Serangan AS ke Iran Bisa Picu Krisis Keuangan Global, Lebih Parah dari 2008

Konflik yang membesar di kawasan Timur Tengah akan mengguncang pasar modal global. Investor akan mengalihkan dananya ke aset-aset aman seperti emas dan dolar AS, yang berpotensi menimbulkan ketidakseimbangan di pasar global.

Diterbitkan 24 Juni 2025, 10:30 WIB
Share
Copy Link
Batalkan

Liputan6.com, Jakarta - Ekonom dan Pakar Kebijakan Publik UPN Veteran Jakarta, Achmad Nur Hidayat, mengatakan keterlibatam militer langsung Amerika Serikat yang meluncurkan serangan udara ke Iran memicu reaksi berantai dari kelompok-kelompok militan yang menjadi sekutu Iran.

Kelompok Houthi di Yaman telah mengancam akan menyerang kapal perang AS di Laut Merah. Di sisi lain, Hizbullah di Lebanon diperkirakan akan meningkatkan serangan ke wilayah utara Israel, sementara milisi Syiah di Irak, Suriah, dan Afghanistan bisa melakukan serangan balasan terhadap kepentingan AS dan Israel.

Menurut Achmad, konflik yang membesar di kawasan ini akan mengguncang pasar modal global. Investor akan mengalihkan dananya ke aset-aset aman seperti emas dan dolar AS, yang berpotensi menimbulkan ketidakseimbangan di pasar global.

"Dan kita tahu, saat kawasan itu terbakar, dunia ikut panas. Pasar modal global akan terguncang, investor akan mengalihkan dana ke aset aman seperti emas dan dolar AS, yang pada akhirnya menciptakan ketidakseimbangan baru di pasar global," kata Achmad kepada Liputan6.com, Selasa (24/6/2025).

Selain itu, jalur logistik penting seperti Terusan Suez dan jalur pelayaran Asia–Timur Tengah–Afrika terancam terganggu, memperparah krisis rantai pasok global yang belum pulih sejak pandemi.

Jika situasi tidak segera diredam, dunia berisiko menghadapi krisis keuangan global baru yang dampaknya bisa melebihi krisis 2007–2008. Harga pangan dan energi bisa melonjak, memperparah kelaparan di Afrika dan meningkatkan tekanan sosial di negara-negara berkembang.

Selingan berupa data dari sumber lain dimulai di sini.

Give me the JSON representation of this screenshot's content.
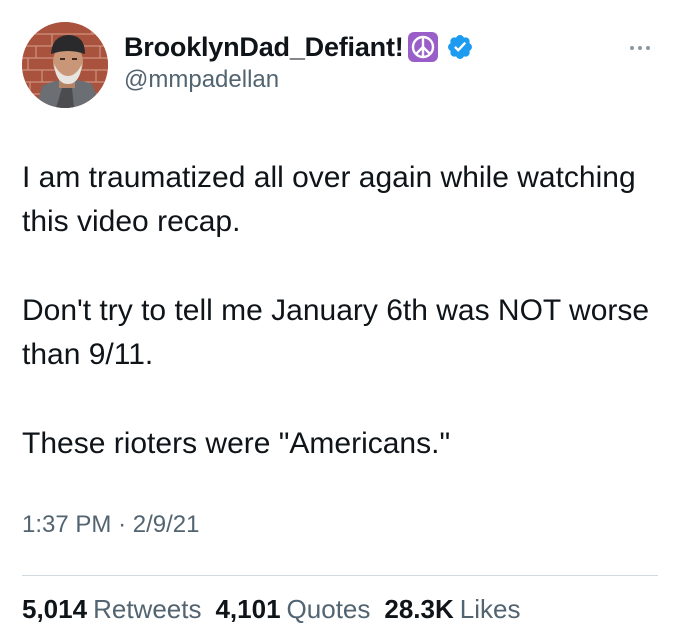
{
  "author": {
    "display_name": "BrooklynDad_Defiant!",
    "handle": "@mmpadellan",
    "emoji_icon": "peace-symbol",
    "verified_icon": "verified-badge",
    "verified_color": "#1d9bf0"
  },
  "tweet": {
    "paragraphs": [
      "I am traumatized all over again while watching this video recap.",
      "Don't try to tell me January 6th was NOT worse than 9/11.",
      "These rioters were \"Americans.\""
    ],
    "time": "1:37 PM",
    "separator": "·",
    "date": "2/9/21"
  },
  "stats": {
    "retweets_count": "5,014",
    "retweets_label": "Retweets",
    "quotes_count": "4,101",
    "quotes_label": "Quotes",
    "likes_count": "28.3K",
    "likes_label": "Likes"
  },
  "colors": {
    "text": "#0f1419",
    "secondary": "#536471",
    "divider": "#cfd9de",
    "peace_bg": "#9a5ec9"
  }
}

"Situasi ini akan mengulang krisis keuangan 2007/2008 , tetapi dalam skala yang jauh lebih parah," ujarnya.

 

Keterlibatan AS Turut Serang Iran

Sebelumnya, Presiden Amerika Serikat Donald Trump pada Minggu (22/6) mengonfirmasi bahwa militer AS telah meluncurkan serangan udara ke tiga situs nuklir utama Iran: Fordow, Natanz, dan Esfahan.

Serangan ini menjadi babak baru dalam ketegangan di Timur Tengah, setelah Israel menggempur Iran selama sepekan dalam Operasi Rising Lion.

"Langkah ini menjadi babak baru dalam agresi militer terhadap Republik Islam Iran, yang sebelumnya sudah diserang Israel selama sepekan penuh dalam Operasi Rising Lion," ujar Achmad.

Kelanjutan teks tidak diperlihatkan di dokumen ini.